I don’t see this as a big customer attraction feature, but it does show that Snowflake isn’t worried about locking customers in to using only their storage for everything. It might even enable trials without the need to import existing data.
• Column Lineage in Data Governance
Snowflake has a pretty complete Access History feature available (if you have Enterprise Edition or higher). This “facilitates regulatory compliance auditing and provide insights on popular and frequently accessed tables and columns”. This is normally available on a per-row basis (see who accessed or modified a row of data, but now it’s also available on a per-column basis). Data privacy/governance is a complicated topic, but having per-column controls provides easier setup and more thorough monitoring, helping things like GDPR compliance as well as finding out where data came from.
• Aggregate Usage Analytics in the Snowflake Data Cloud
The Snowflake Data Cloud (aka Snowflake Marketplace) is Snowflake’s unique mechanism for a company to sell/share its data with other companies. What this feature does is give data providers insights into how their customers are using the data - which customers are using it the most, and which listings are the most popular, etc.
This blog also includes a number of companies that have data available in the Snowflake Marketplace. You can browse the Marketplace listings yourself at this URL:
https://app.snowflake.com/marketplace?sortBy=popular
Everything from Covid-19 data to Accu-Weather and more. Interestingly, some companies have limited/sub-sets of data available for free as well as more complex/complex data sets available for money.
Smorg, thank you.
One more technical note on the External Tables. There is a further big usage for it. There is a method where it can be used to INGEST data into Snowflake (Materialized View). So it can bypass the painful traditional ETL methods of ingestion.
Also note, this feature is pretty common among database platforms.

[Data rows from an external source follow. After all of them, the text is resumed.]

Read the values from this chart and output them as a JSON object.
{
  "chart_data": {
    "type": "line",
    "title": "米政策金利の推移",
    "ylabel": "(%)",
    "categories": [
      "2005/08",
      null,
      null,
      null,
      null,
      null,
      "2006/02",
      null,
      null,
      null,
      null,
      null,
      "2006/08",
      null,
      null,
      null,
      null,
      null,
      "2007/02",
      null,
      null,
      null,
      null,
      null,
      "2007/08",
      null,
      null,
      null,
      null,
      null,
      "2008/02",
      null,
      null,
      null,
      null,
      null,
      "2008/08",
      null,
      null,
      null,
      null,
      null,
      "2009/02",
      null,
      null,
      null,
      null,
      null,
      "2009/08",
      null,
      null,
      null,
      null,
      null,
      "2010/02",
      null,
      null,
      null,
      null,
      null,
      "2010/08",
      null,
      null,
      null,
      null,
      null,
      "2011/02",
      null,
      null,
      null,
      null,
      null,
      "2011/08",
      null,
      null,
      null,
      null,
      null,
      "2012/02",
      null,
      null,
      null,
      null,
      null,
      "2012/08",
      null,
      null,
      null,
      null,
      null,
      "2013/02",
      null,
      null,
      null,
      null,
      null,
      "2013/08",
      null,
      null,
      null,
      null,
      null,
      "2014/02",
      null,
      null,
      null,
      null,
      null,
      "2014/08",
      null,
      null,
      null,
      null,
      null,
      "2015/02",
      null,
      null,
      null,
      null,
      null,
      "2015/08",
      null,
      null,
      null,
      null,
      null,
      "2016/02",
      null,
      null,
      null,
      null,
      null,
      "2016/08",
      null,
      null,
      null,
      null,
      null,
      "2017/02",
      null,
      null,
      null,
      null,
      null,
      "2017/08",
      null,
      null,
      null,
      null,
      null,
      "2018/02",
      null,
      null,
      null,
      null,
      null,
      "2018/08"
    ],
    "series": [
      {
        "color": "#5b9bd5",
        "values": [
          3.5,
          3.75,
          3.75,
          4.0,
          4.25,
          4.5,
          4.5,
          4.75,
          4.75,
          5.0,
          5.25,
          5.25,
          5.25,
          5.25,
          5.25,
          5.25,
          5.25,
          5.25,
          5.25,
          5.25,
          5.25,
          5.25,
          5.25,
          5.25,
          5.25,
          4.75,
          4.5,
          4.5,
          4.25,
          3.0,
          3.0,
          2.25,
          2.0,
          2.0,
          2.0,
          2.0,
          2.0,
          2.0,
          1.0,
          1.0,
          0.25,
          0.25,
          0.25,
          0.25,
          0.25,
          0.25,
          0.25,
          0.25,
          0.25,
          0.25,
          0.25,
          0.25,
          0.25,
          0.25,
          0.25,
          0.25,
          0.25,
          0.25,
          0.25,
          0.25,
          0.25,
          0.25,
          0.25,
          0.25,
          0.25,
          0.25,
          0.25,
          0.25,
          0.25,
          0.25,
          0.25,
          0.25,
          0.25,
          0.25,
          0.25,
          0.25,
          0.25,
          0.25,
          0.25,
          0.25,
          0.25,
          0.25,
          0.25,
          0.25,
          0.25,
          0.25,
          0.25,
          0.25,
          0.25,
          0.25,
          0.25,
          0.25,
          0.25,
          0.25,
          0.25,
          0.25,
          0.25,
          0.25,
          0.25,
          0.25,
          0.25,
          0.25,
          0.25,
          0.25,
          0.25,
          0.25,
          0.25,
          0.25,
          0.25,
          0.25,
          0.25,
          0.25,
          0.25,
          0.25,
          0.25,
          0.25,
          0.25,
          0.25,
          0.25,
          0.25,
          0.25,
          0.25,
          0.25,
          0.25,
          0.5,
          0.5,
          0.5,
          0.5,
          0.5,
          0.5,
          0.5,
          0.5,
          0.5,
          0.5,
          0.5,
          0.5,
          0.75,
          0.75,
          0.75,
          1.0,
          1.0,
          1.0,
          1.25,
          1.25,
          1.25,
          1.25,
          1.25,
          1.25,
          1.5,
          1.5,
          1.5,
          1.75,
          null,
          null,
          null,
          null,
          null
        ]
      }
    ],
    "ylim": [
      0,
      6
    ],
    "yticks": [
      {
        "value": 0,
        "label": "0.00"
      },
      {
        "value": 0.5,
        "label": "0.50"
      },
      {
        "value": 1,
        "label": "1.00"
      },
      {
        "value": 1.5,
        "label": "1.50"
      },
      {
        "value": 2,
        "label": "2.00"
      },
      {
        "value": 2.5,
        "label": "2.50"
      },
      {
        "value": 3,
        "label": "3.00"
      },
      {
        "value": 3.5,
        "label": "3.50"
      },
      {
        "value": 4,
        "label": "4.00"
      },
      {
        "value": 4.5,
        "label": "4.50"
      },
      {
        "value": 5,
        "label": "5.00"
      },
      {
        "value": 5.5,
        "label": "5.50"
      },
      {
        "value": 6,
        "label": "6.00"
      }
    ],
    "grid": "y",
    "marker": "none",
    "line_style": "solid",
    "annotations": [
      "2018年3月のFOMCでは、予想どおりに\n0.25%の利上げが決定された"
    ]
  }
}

Interesting - how does that compare to using SnowPipe for ingestion? Since SnowPipe can ingest data in “micro-batches,” as they call it, one can keep Snowflake data up to date easily and without manual operations for each copy.
My understanding of Materialized Views is that they’re a “pre-computed” view from a SELECT SQL operation, and so the purpose is query performance optimization. What are the mechanics around using Materialized Views for ingestion? Can you establish a Materialized View on an External Table and have the result reside in Snowflake? Or something else?
I know this is getting a bit far-field from investing, but while Snowflake is this wonderful garden, getting data into it as part of your solution workflow is not always straightforward, particularly with random small additions/changes like you’d have in an IoT world. In the past I’ve seen workflows that typically use another database, like MDB, for capturing real-time data, which is then SnowPiped into Snowflake. The easier it is to get real-time data into Snowflake, the more attractive it becomes, especially if one can reduce the use of other products.